LAJUR.CO, KENDARI – Perum Bulog Sulawesi Tenggara (Sultra) mencatat realisasi penyaluran beras Stabilisasi Pasokan dan Harga Pangan (SPHP) tertinggi di Pulau Sulawesi. Data tersebut mengacu pada Dashboard SPHP 2026 yang dihimpun dari Perum Bulog per 15 Juli 2026.
Hingga 15 Juli 2026, penyaluran beras SPHP di wilayah kerja Perum Bulog Kanwil Sultra telah mencapai 100 persen.
Kepala Perum Bulog Kanwil Sultra, Erdi Baskoro, mengatakan tingginya realisasi penyaluran tersebut mencerminkan besarnya minat masyarakat terhadap beras SPHP.
“Minat masyarakat terhadap beras SPHP di Sultra sangat tinggi. Itu terlihat dari realisasi penyaluran yang hampir mencapai 100 persen. Artinya, beras SPHP masih sangat dibutuhkan dan menjadi pilihan masyarakat,” ujar Erdi Baskoro.

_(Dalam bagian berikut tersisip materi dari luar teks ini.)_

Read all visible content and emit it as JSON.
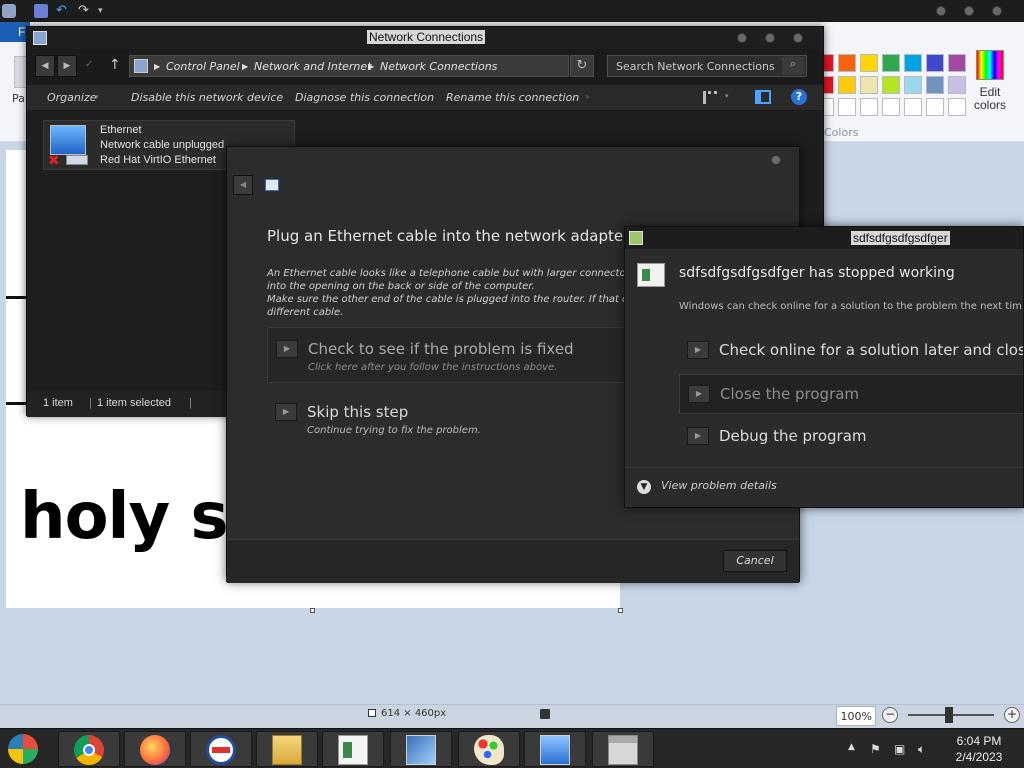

Menurut Erdi, tingginya minat masyarakat tidak terlepas dari harga beras SPHP yang lebih terjangkau dibandingkan beras komersial. Di Sultra sendiri, beras SPHP dijual sesuai Harga Eceran Tertinggi (HET) yang ditetapkan pemerintah, yakni Rp12.500 per kilogram atau Rp62.500 per kemasan 5 kilogram.
Ia menjelaskan, program SPHP merupakan salah satu instrumen pemerintah untuk menjaga stabilitas pasokan dan harga beras di pasaran. Melalui program tersebut, pemerintah berupaya memastikan masyarakat tetap dapat memperoleh beras berkualitas dengan harga terjangkau, sekaligus mengendalikan inflasi pangan.
Untuk memperluas jangkauan, Bulog menyalurkan beras SPHP melalui berbagai saluran distribusi. Mulai dari Gerakan Pangan Murah (GPM), pengecer dan pasar rakyat, Rumah Pangan Kita (RPK), outlet pangan, koperasi binaan, pemerintah daerah, ritel modern, Koperasi Desa Merah Putih, outlet pemerintah, hingga distribusi umum.
Selain mengoptimalkan penyaluran, Bulog juga memastikan ketersediaan stok tetap aman. Hingga pertengahan Juli 2026, stok beras SPHP yang tersedia di gudang Bulog Sultra tercatat mencapai 465.185 kilogram dan siap disalurkan sesuai kebutuhan masyarakat.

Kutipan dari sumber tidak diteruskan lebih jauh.